+1 on issues vs priority.
I am thinking myself that if gnome shell gets a bit more accessible in next few months and if there is a good talking installer for some other distro, I will go away from Ubuntu and shift to that distro full time.
Just tryed Sonar and would wait for manjaro to become stable enough for use.
I find gnome shell 3.8 very accessible, except taht there is nothing like heads up display and the apps when loaded are not announced. Notifications such as wifi connections connected or disconnected is not announced. So, even now I can give 8 out of 10 to gnome shell accessibility and keeping more hopes on improvements over there rather than Unity.
Happy hacking.
Krishnakant.

Happy hacking.
Krishnakant.

On 10/31/2013 12:49 AM, Nolan Darilek wrote:
On 10/30/2013 11:19 AM, Luke Yelavich wrote:
If there were more resources, more effort could be put into supporting
interim releases.
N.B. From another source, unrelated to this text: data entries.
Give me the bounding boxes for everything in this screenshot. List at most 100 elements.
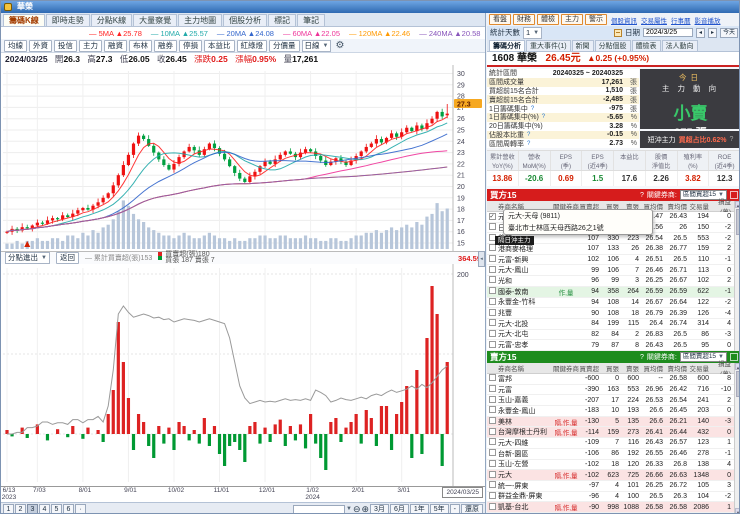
tab-4[interactable]: 大量察覺 xyxy=(133,14,178,26)
today-button[interactable]: 今天 xyxy=(719,27,738,38)
row-checkbox[interactable] xyxy=(488,287,496,295)
chart-toggle-5[interactable]: 融資 xyxy=(104,39,127,52)
row-checkbox[interactable] xyxy=(488,276,496,284)
scroll-up-icon[interactable]: ▲ xyxy=(735,363,739,370)
row-checkbox[interactable] xyxy=(488,449,496,457)
page-button-3[interactable]: 3 xyxy=(27,504,38,513)
table-row[interactable]: 元大-鳳山 99 106 7 26.46 26.71 113 0 xyxy=(487,265,734,277)
page-button-4[interactable]: 4 xyxy=(39,504,50,513)
row-checkbox[interactable] xyxy=(488,470,496,478)
row-checkbox[interactable] xyxy=(488,417,496,425)
right-tab-3[interactable]: 新聞 xyxy=(571,40,594,51)
link-2[interactable]: 交易屬性 xyxy=(641,15,667,25)
page-button-2[interactable]: 2 xyxy=(15,504,26,513)
row-checkbox[interactable] xyxy=(488,297,496,305)
chart-toggle-11[interactable]: 分價量 xyxy=(269,39,300,52)
chart-toggle-2[interactable]: 外資 xyxy=(29,39,52,52)
chart-toggle-6[interactable]: 布林 xyxy=(129,39,152,52)
splitter-handle[interactable]: ◂ xyxy=(478,251,485,267)
tab-8[interactable]: 筆記 xyxy=(297,14,326,26)
table-row[interactable]: 光和 96 99 3 26.25 26.67 102 2 xyxy=(487,276,734,287)
chart-toggle-3[interactable]: 投信 xyxy=(54,39,77,52)
help-icon[interactable]: ? xyxy=(729,136,733,143)
help-icon[interactable]: ? xyxy=(527,141,530,147)
chart-toggle-1[interactable]: 均線 xyxy=(4,39,27,52)
right-tab-5[interactable]: 體檢表 xyxy=(631,40,661,51)
range-button-6[interactable]: 還原 xyxy=(461,503,483,513)
help-icon[interactable]: ? xyxy=(640,192,644,199)
table-row[interactable]: 永豐金-竹科 94 108 14 26.67 26.64 122 -2 xyxy=(487,297,734,309)
table-row[interactable]: 元富-新興 102 106 4 26.51 26.5 110 -1 xyxy=(487,254,734,266)
table-row[interactable]: 凱基-台北 隔,作,量 -90 998 1088 26.58 26.58 2086 1 xyxy=(487,502,734,513)
page-button-1[interactable]: 1 xyxy=(3,504,14,513)
broker-chart[interactable]: 200 xyxy=(1,264,486,486)
buy-table-scrollbar[interactable]: ▲ xyxy=(734,201,739,351)
right-tab-6[interactable]: 法人動向 xyxy=(661,40,698,51)
row-checkbox[interactable] xyxy=(488,374,496,382)
period-select[interactable]: 日線 ▼ xyxy=(301,39,332,52)
table-row[interactable]: 元大-北投 84 199 115 26.4 26.74 314 4 xyxy=(487,318,734,330)
quick-button-3[interactable]: 體檢 xyxy=(537,14,559,25)
table-row[interactable]: 富邦 -600 0 600 -- 26.58 600 8 xyxy=(487,374,734,385)
quick-button-4[interactable]: 主力 xyxy=(561,14,583,25)
range-button-1[interactable]: 3月 xyxy=(370,503,389,513)
table-row[interactable]: 元大-北屯 82 84 2 26.83 26.5 86 -3 xyxy=(487,329,734,341)
table-row[interactable]: 元大 隔,作,量 -102 623 725 26.66 26.63 1348 0 xyxy=(487,470,734,481)
scroll-thumb[interactable] xyxy=(736,209,739,235)
tab-2[interactable]: 即時走勢 xyxy=(45,14,90,26)
chart-toggle-7[interactable]: 融券 xyxy=(154,39,177,52)
right-tab-4[interactable]: 分點個股 xyxy=(594,40,631,51)
row-checkbox[interactable] xyxy=(488,438,496,446)
table-row[interactable]: 群益金鼎-屏東 -96 4 100 26.5 26.3 104 -2 xyxy=(487,491,734,503)
price-chart[interactable]: 1516171819202122232425262728293027.3 xyxy=(1,65,486,251)
help-icon[interactable]: ? xyxy=(542,114,545,120)
tab-5[interactable]: 主力地圖 xyxy=(178,14,223,26)
broker-view-select[interactable]: 分點進出 ▼ xyxy=(5,252,50,264)
page-button-5[interactable]: 5 xyxy=(51,504,62,513)
table-row[interactable]: 元大-四維 -109 7 116 26.43 26.57 123 1 xyxy=(487,438,734,449)
right-tab-1[interactable]: 籌碼分析 xyxy=(489,40,525,51)
tab-1[interactable]: 籌碼K線 xyxy=(3,14,45,26)
table-row[interactable]: 元富-忠孝 79 87 8 26.43 26.5 95 0 xyxy=(487,340,734,351)
table-row[interactable]: 永豐金-鳳山 -183 10 193 26.6 26.45 203 0 xyxy=(487,406,734,417)
range-button-2[interactable]: 6月 xyxy=(389,503,409,513)
tab-7[interactable]: 標記 xyxy=(268,14,297,26)
row-checkbox[interactable] xyxy=(488,223,496,231)
chart-toggle-4[interactable]: 主力 xyxy=(79,39,102,52)
table-row[interactable]: 國泰-敦南 作,量 94 358 264 26.59 26.59 622 -1 xyxy=(487,286,734,298)
row-checkbox[interactable] xyxy=(488,427,496,435)
table-row[interactable]: 統一-屏東 -97 4 101 26.25 26.72 105 3 xyxy=(487,480,734,492)
quick-button-2[interactable]: 財務 xyxy=(513,14,535,25)
help-icon[interactable]: ? xyxy=(531,106,534,112)
range-button-3[interactable]: 1年 xyxy=(409,503,429,513)
row-checkbox[interactable] xyxy=(488,395,496,403)
table-row[interactable]: 美林 隔,作,量 -130 5 135 26.6 26.21 140 -3 xyxy=(487,416,734,428)
table-row[interactable]: 元富 -390 163 553 26.96 26.42 716 -10 xyxy=(487,384,734,396)
chevron-down-icon[interactable]: ▼ xyxy=(346,506,352,512)
link-1[interactable]: 個股資訊 xyxy=(611,15,637,25)
row-checkbox[interactable] xyxy=(488,244,496,252)
tab-6[interactable]: 個股分析 xyxy=(223,14,268,26)
range-button-5[interactable]: - xyxy=(449,503,460,513)
next-day-button[interactable]: ▸ xyxy=(707,27,717,38)
scroll-thumb[interactable] xyxy=(736,371,739,397)
zoom-in-icon[interactable]: ⊕ xyxy=(361,504,369,513)
range-button-4[interactable]: 5年 xyxy=(429,503,449,513)
back-button[interactable]: 返回 xyxy=(55,252,79,264)
days-select[interactable]: 1 ▼ xyxy=(523,26,543,39)
table-row[interactable]: 兆豐 90 108 18 26.79 26.39 126 -4 xyxy=(487,308,734,319)
zoom-out-icon[interactable]: ⊖ xyxy=(353,504,361,513)
scroll-up-icon[interactable]: ▲ xyxy=(735,201,739,208)
page-button-6[interactable]: 6 xyxy=(63,504,74,513)
help-icon[interactable]: ? xyxy=(527,132,530,138)
scale-input[interactable] xyxy=(292,504,345,513)
link-4[interactable]: 影音播放 xyxy=(695,15,721,25)
row-checkbox[interactable] xyxy=(488,491,496,499)
link-3[interactable]: 行事曆 xyxy=(671,15,691,25)
chart-toggle-8[interactable]: 停損 xyxy=(179,39,202,52)
quick-button-5[interactable]: 警示 xyxy=(585,14,607,25)
row-checkbox[interactable] xyxy=(488,319,496,327)
quick-button-1[interactable]: 看盤 xyxy=(489,14,511,25)
row-checkbox[interactable] xyxy=(488,265,496,273)
row-checkbox[interactable] xyxy=(488,481,496,489)
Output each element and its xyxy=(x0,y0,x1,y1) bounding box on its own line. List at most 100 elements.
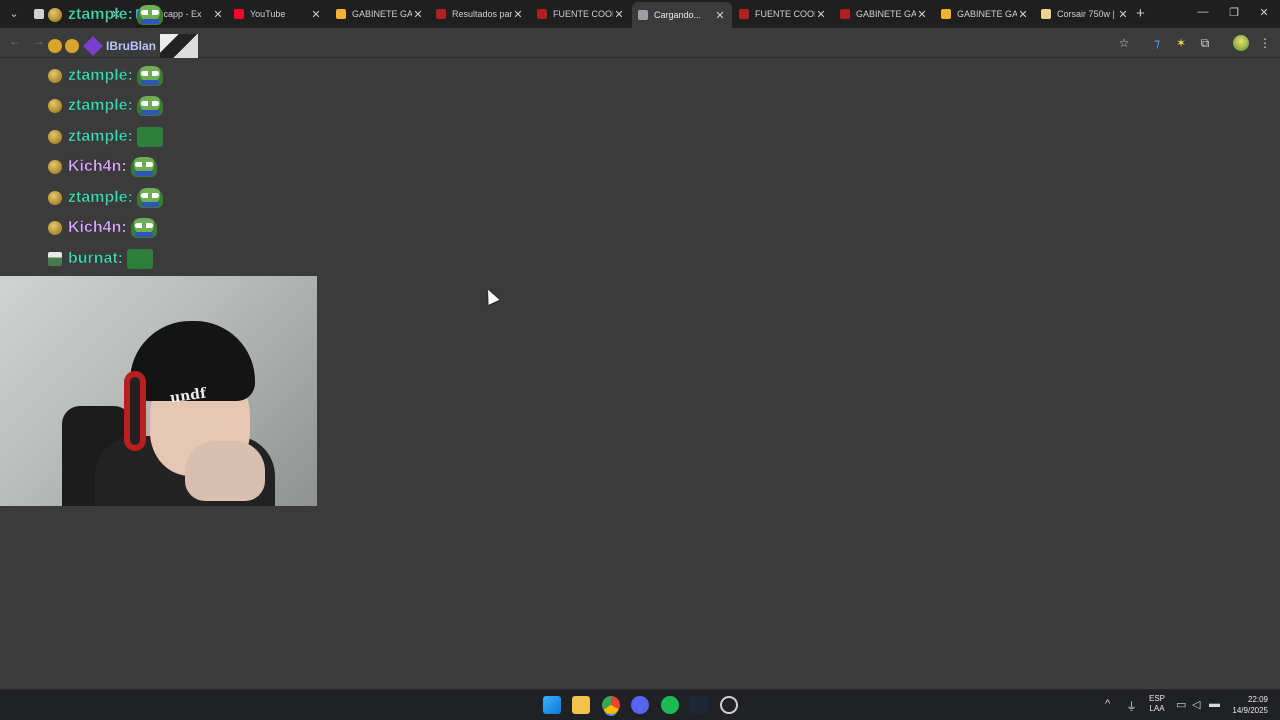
chat-message: burnat: xyxy=(48,248,154,270)
tab-title: GABINETE GAM xyxy=(856,9,916,19)
menu-kebab-icon[interactable]: ⋮ xyxy=(1257,35,1273,51)
battery-icon[interactable]: ▬ xyxy=(1209,698,1220,710)
extensions-puzzle-icon[interactable]: ⧉ xyxy=(1197,35,1213,51)
chat-username: Kich4n: xyxy=(68,219,127,236)
steam-icon[interactable] xyxy=(690,696,708,714)
frog-emote-icon xyxy=(130,218,157,238)
chat-username: ztample: xyxy=(68,67,133,84)
chat-badge-icon xyxy=(48,191,62,205)
chat-message: ztample: xyxy=(48,95,163,117)
chat-username: ztample: xyxy=(68,128,133,145)
frog-emote-icon xyxy=(136,5,163,25)
chat-badge-icon xyxy=(48,69,62,83)
webcam-feed: undf xyxy=(0,276,317,506)
restore-button[interactable]: ❐ xyxy=(1224,6,1244,19)
tab-favicon-icon xyxy=(1041,9,1051,19)
frog-emote-icon xyxy=(136,188,163,208)
clock-date: 14/9/2025 xyxy=(1232,706,1268,715)
chat-badge-icon xyxy=(48,252,62,266)
browser-tab[interactable]: GABINETE GAM✕ xyxy=(935,3,1035,25)
tab-title: Corsair 750w | xyxy=(1057,9,1115,19)
keyboard-layout: LAA xyxy=(1149,704,1165,713)
chrome-icon[interactable] xyxy=(602,696,620,714)
tab-title: FUENTE COOL xyxy=(553,9,613,19)
chat-message: ztample: xyxy=(48,126,163,148)
tab-title: Resultados par xyxy=(452,9,512,19)
app-icon[interactable] xyxy=(720,696,738,714)
browser-tab[interactable]: GABINETE GAM✕ xyxy=(834,3,934,25)
tab-search-icon[interactable]: ⌄ xyxy=(6,6,22,22)
coin-icon xyxy=(65,39,79,53)
browser-tab[interactable]: FUENTE COOL ✕ xyxy=(733,3,833,25)
chat-badge-icon xyxy=(48,8,62,22)
stream-alert: IBruBlan xyxy=(48,34,199,58)
forward-button[interactable]: → xyxy=(33,34,45,48)
box-emote-icon xyxy=(127,249,154,269)
browser-tab[interactable]: FUENTE COOL ✕ xyxy=(531,3,631,25)
browser-tab[interactable]: Cargando... ✕ xyxy=(632,2,732,28)
tab-close-icon[interactable]: ✕ xyxy=(310,8,322,21)
headset xyxy=(124,371,146,451)
browser-tab[interactable]: YouTube ✕ xyxy=(228,3,328,25)
tab-close-icon[interactable]: ✕ xyxy=(714,9,726,22)
chat-username: burnat: xyxy=(68,250,124,267)
taskbar: ^ ⏚ ESP LAA ▭ ◁ ▬ 22:09 14/9/2025 xyxy=(0,689,1280,720)
tab-close-icon[interactable]: ✕ xyxy=(1117,8,1129,21)
tab-favicon-icon xyxy=(234,9,244,19)
close-button[interactable]: ✕ xyxy=(1254,6,1274,19)
chat-username: Kich4n: xyxy=(68,158,127,175)
translate-extension-icon[interactable]: ⁊ xyxy=(1149,35,1165,51)
language-indicator[interactable]: ESP LAA xyxy=(1149,694,1165,714)
language-code: ESP xyxy=(1149,694,1166,703)
chat-username: ztample: xyxy=(68,6,133,23)
back-button[interactable]: ← xyxy=(9,34,21,48)
tab-close-icon[interactable]: ✕ xyxy=(512,8,524,21)
new-tab-button[interactable]: + xyxy=(1136,5,1145,22)
chat-badge-icon xyxy=(48,160,62,174)
chat-username: ztample: xyxy=(68,189,133,206)
volume-icon[interactable]: ◁ xyxy=(1192,698,1200,711)
tab-favicon-icon xyxy=(941,9,951,19)
discord-icon[interactable] xyxy=(631,696,649,714)
file-explorer-icon[interactable] xyxy=(572,696,590,714)
chat-message: ztample: xyxy=(48,65,163,87)
tab-favicon-icon xyxy=(34,9,44,19)
browser-tab[interactable]: GABINETE GAM✕ xyxy=(330,3,430,25)
browser-tab[interactable]: Resultados par ✕ xyxy=(430,3,530,25)
alert-image xyxy=(160,34,199,58)
tab-strip: ⌄ ✕Recapp - Ex✕YouTube✕GABINETE GAM✕Resu… xyxy=(0,0,1280,28)
tab-close-icon[interactable]: ✕ xyxy=(1017,8,1029,21)
tab-favicon-icon xyxy=(638,10,648,20)
tab-close-icon[interactable]: ✕ xyxy=(212,8,224,21)
streamer-hand xyxy=(185,441,265,501)
frog-emote-icon xyxy=(130,157,157,177)
system-clock[interactable]: 22:09 14/9/2025 xyxy=(1228,694,1268,716)
chat-message: Kich4n: xyxy=(48,217,157,239)
spotify-icon[interactable] xyxy=(661,696,679,714)
tab-favicon-icon xyxy=(537,9,547,19)
clock-time: 22:09 xyxy=(1247,695,1268,704)
bookmark-star-icon[interactable]: ☆ xyxy=(1116,35,1132,51)
tray-chevron-icon[interactable]: ^ xyxy=(1105,698,1110,710)
profile-avatar[interactable] xyxy=(1233,35,1249,51)
box-emote-icon xyxy=(136,127,163,147)
frog-emote-icon xyxy=(136,96,163,116)
minimize-button[interactable]: — xyxy=(1193,6,1213,18)
chat-badge-icon xyxy=(48,130,62,144)
tab-close-icon[interactable]: ✕ xyxy=(815,8,827,21)
tab-close-icon[interactable]: ✕ xyxy=(412,8,424,21)
alert-username: IBruBlan xyxy=(106,39,157,53)
windows-start-icon[interactable] xyxy=(543,696,561,714)
browser-tab[interactable]: Corsair 750w | ✕ xyxy=(1035,3,1135,25)
network-icon[interactable]: ▭ xyxy=(1176,698,1186,711)
chat-username: ztample: xyxy=(68,97,133,114)
extension-icon[interactable]: ✶ xyxy=(1173,35,1189,51)
coin-icon xyxy=(48,39,62,53)
tab-title: GABINETE GAM xyxy=(957,9,1017,19)
frog-emote-icon xyxy=(136,66,163,86)
tab-close-icon[interactable]: ✕ xyxy=(613,8,625,21)
microphone-icon[interactable]: ⏚ xyxy=(1126,698,1137,714)
tab-title: Cargando... xyxy=(654,10,702,20)
tab-close-icon[interactable]: ✕ xyxy=(916,8,928,21)
chat-badge-icon xyxy=(48,221,62,235)
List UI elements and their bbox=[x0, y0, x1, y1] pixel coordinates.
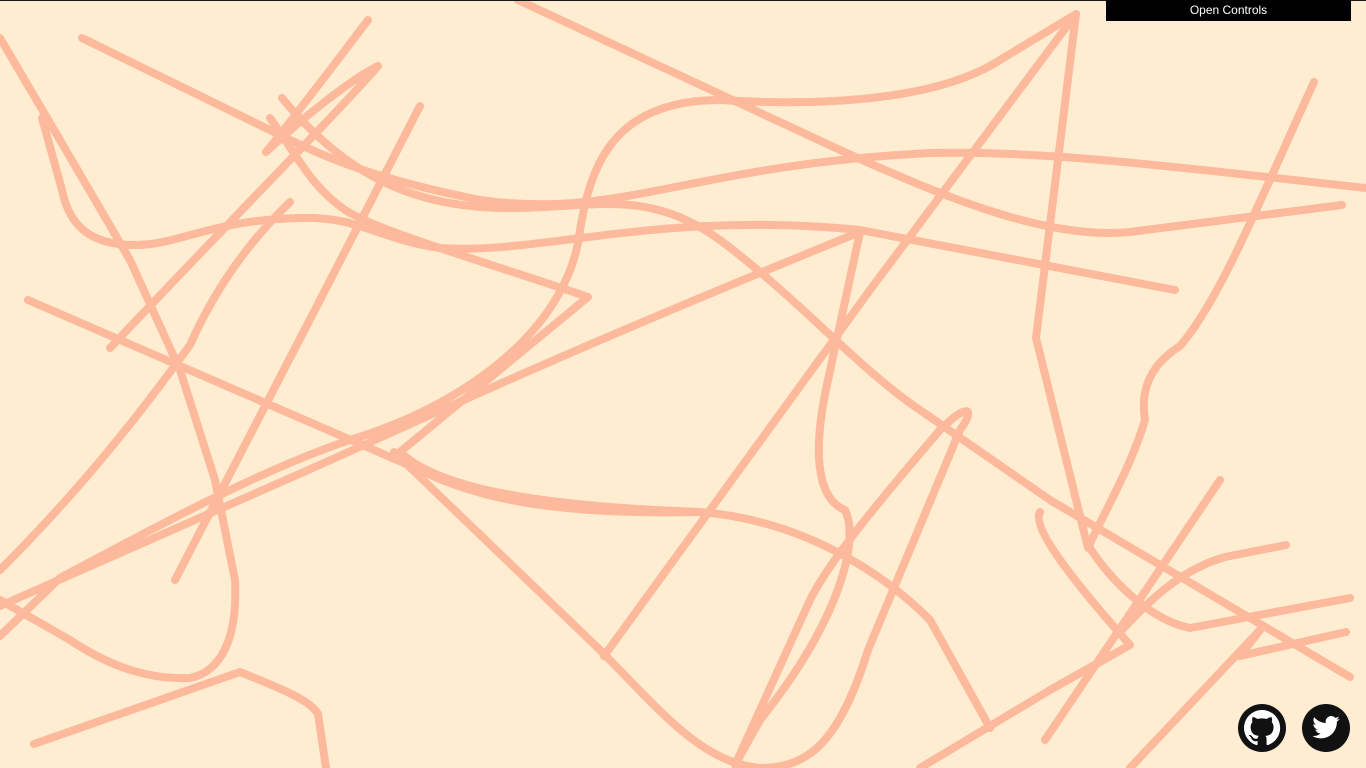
line-art-canvas[interactable] bbox=[0, 0, 1366, 768]
open-controls-button[interactable]: Open Controls bbox=[1106, 0, 1351, 21]
art-stroke bbox=[0, 198, 294, 574]
art-stroke bbox=[0, 34, 240, 683]
twitter-icon bbox=[1312, 716, 1340, 739]
art-stroke bbox=[600, 10, 1080, 660]
art-stroke bbox=[1032, 10, 1318, 552]
github-link[interactable] bbox=[1238, 704, 1286, 752]
art-stroke bbox=[30, 668, 330, 768]
art-stroke bbox=[916, 508, 1134, 768]
github-icon bbox=[1244, 710, 1281, 746]
drawing-stage[interactable]: Open Controls bbox=[0, 0, 1366, 768]
art-stroke bbox=[0, 228, 864, 768]
twitter-link[interactable] bbox=[1302, 704, 1350, 752]
art-stroke bbox=[266, 114, 994, 732]
art-stroke bbox=[390, 407, 973, 768]
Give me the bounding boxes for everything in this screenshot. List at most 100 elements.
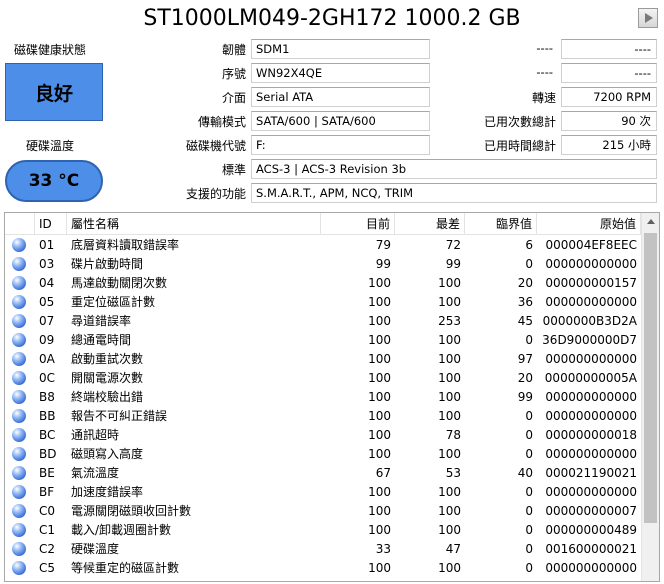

Luke

I agree. It's a shame that Canonical is so focused on replacing GNOME
with Unity, replacing Wayland with Mir, building its own cloud
deployment solution, putting Ubuntu on every device, that it only has a
single developer to spare for access, which is why I've asked for years
what meaningful action can be done about that. Even Android pushes out
accessibility improvements faster than does Ubuntu these days. But there
just doesn't seem like enough interest from Canonical--too busy
pandering to their able-bodied users I suppose--so I'm at a loss.

The issue isn't resources. It's priorities.